The ancients seem to have known of these fulgurite tubes, but we owe the first precise description and the first specimen of these extraordinary vitrifactions to Hermann, a pastor at Massel in Silesia. His fulgurite, found in 1711, is in the Dresden Museum.

Since this discovery, fulgurites have often been sought for and found. The tubes, contracted at one end, and ending in a point, are to be seen in sandy soils.

Their diameter varies from 1 to 90 millimetres, and the thickness of their sides from half to 24 millimetres. As to the length, it sometimes exceeds 6 metres. Vitrified inside, they are covered outside with grains of sand agglutinated and apparently rounded as if they had been subjected to a beginning of fusion. The colour depends on the nature of the sand in which they have been formed. Where the sand is ferruginous the fulgurite takes a yellowish hue, but if the sand is very clean, it is almost colourless or even white. As a rule, the fulgurites penetrate the ground vertically, Nevertheless, they have been found in an oblique position. At times, also, they are sinuous, twisted, or even zigzag if they have met with pebbles of considerable size.

It is not uncommon for the fulgurite tube to divide in two or three branches, each of which gives birth to little lateral branches of 2 or 3 centimetres long, and ending in points.

There are also solid fulgurites and foliated fulgurites. The former, no doubt, had a canal originally, which has been stopped up by matter in fusion. The latter, instead of being stretched out in cylindrical form, are composed of slender layers like the leaves of a book.

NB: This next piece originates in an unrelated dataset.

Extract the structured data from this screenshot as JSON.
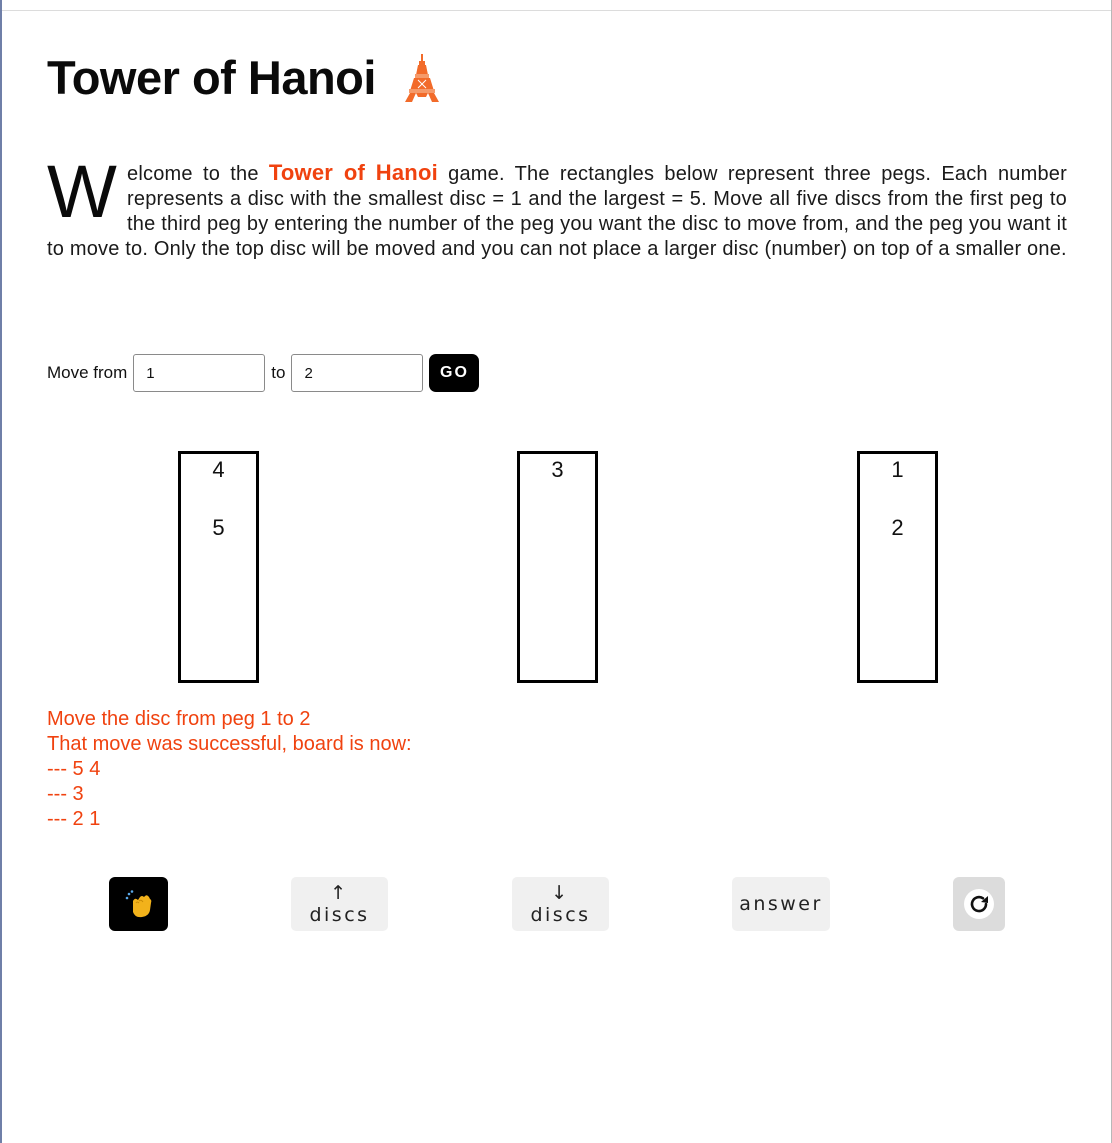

The scientific museum at the Observatory of Juvisy possesses a very curious fulgurite which was offered to me some years ago by M. Bernard d'Attanoux, and found by him in Sahara. It is not a tube ending in a point. The lightning penetrating the sand, vitrified it on its passage, and branched irregularly in three principal directions. One might say it was slag formed by the juxtaposition, irregular and crumpled, of three blades of vitrified sand, which would be pressed together by leaving a narrow opening to their central vertical axis. This fulgurite, which is extremely light, measures six centimetres in length. It was found in the sand of Grand-Erg, at a depth of several centimetres. It has been found possible to produce miniature fulgurites by means of our electrical machines. By adding ordinary salt to the sand, and directing a strong current into it, complete vitrification of a tube of several millimetres is obtained.


CHAPTER VIII
THE EFFECTS OF LIGHTNING ON METALS, OBJECTS, HOUSES, ETC.

When lightning strikes the earth, it makes straight for metals. Their perfect conducting powers place them in the first rank of conductors, and the innumerable cases of lightning with which they are associated have gained them a certain celebrity in the annals of thunder.